Boris Johnson famously claimed that under his leadership Britain would become the Saudi Arabia of wind power. These sorts of claims are just absurd.
Diverting economic resources into more expensive energy sources and banning cheaper alternatives is designed to reduce global warming. We only export uranium for foreign nuclear power stations but refuse to use it at home! Yet our contribution will have almost no measurable effect at all on the global climate.
I accept we have to make a proportionate contribution to the global effort to reduce CO2 emissions. But we want to go much further, and by going much further we are damaging our economy without making even the slightest contribution to reducing global temperatures.
And then there’s security policy. Australia is no longer in the vanguard of those countries passionately embracing the Western alliance in meeting the many challenges it faces.
We have turned on our most important ally in the Middle East, Israel, during Israel’s greatest moment of need since 1948. Because we have become a half-hearted supporter of the Western alliance, what we say about Ukraine is completely irrelevant and the West barely listens to us any more on the issue of China.
The sad fact is, Australia is losing its soft power in the world because as a country we have lost direction. We have abandoned economic reform and replaced it with a European-style social democratic model of big government spending, almost zero productivity growth, stagnant real living standards and GDP growth that is anaemic.
Whether I’m in the US or Europe, where I spend a lot of my time, no one anymore looks to Australia for any guidance about good policy.

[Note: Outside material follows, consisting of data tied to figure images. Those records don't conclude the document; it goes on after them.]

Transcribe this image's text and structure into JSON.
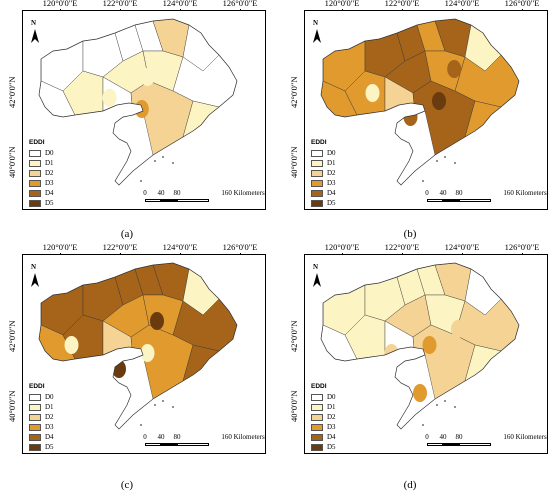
{
  "panels": [
    {
      "id": "a",
      "caption": "(a)",
      "regions": [
        0,
        0,
        0,
        1,
        0,
        1,
        0,
        2,
        0,
        0,
        1,
        0,
        2,
        1
      ],
      "blobs": [
        [
          0.52,
          0.55,
          3
        ],
        [
          0.55,
          0.35,
          1
        ],
        [
          0.35,
          0.48,
          1
        ],
        [
          0.6,
          0.5,
          2
        ]
      ]
    },
    {
      "id": "b",
      "caption": "(b)",
      "regions": [
        3,
        4,
        3,
        3,
        4,
        4,
        3,
        4,
        2,
        1,
        3,
        3,
        4,
        3
      ],
      "blobs": [
        [
          0.6,
          0.5,
          5
        ],
        [
          0.68,
          0.3,
          4
        ],
        [
          0.45,
          0.6,
          4
        ],
        [
          0.25,
          0.45,
          1
        ]
      ]
    },
    {
      "id": "c",
      "caption": "(c)",
      "regions": [
        4,
        4,
        3,
        4,
        4,
        3,
        4,
        4,
        2,
        1,
        3,
        4,
        3,
        4
      ],
      "blobs": [
        [
          0.6,
          0.35,
          5
        ],
        [
          0.4,
          0.65,
          5
        ],
        [
          0.15,
          0.5,
          1
        ],
        [
          0.55,
          0.55,
          1
        ]
      ]
    },
    {
      "id": "d",
      "caption": "(d)",
      "regions": [
        1,
        1,
        0,
        1,
        1,
        2,
        1,
        2,
        0,
        0,
        1,
        2,
        2,
        1
      ],
      "blobs": [
        [
          0.55,
          0.5,
          3
        ],
        [
          0.35,
          0.55,
          2
        ],
        [
          0.7,
          0.4,
          2
        ],
        [
          0.5,
          0.8,
          3
        ]
      ]
    }
  ],
  "axes": {
    "lon_labels": [
      "120°0'0\"E",
      "122°0'0\"E",
      "124°0'0\"E",
      "126°0'0\"E"
    ],
    "lat_labels": [
      "42°0'0\"N",
      "40°0'0\"N"
    ]
  },
  "north_label": "N",
  "legend": {
    "title": "EDDI",
    "items": [
      {
        "label": "D0",
        "color": "#ffffff"
      },
      {
        "label": "D1",
        "color": "#fdf4c3"
      },
      {
        "label": "D2",
        "color": "#f5d394"
      },
      {
        "label": "D3",
        "color": "#e09a2e"
      },
      {
        "label": "D4",
        "color": "#a5641a"
      },
      {
        "label": "D5",
        "color": "#6a3b0e"
      }
    ]
  },
  "scale": {
    "labels": [
      "0",
      "40",
      "80",
      "160 Kilometers"
    ]
  }
}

Australia’s political class seems satisfied with this miserable record. They shouldn’t be. They should hang their heads in shame as we come to the end of the year and start to think about how we can rebuild our reputation as a forward-looking, dynamic country that sets an example to the rest of the world.
Alexander Downer was foreign minister from 1996 to 2007 and high commissioner to the UK from 2014 to 2018. He is chairman of British think tank Policy Exchange.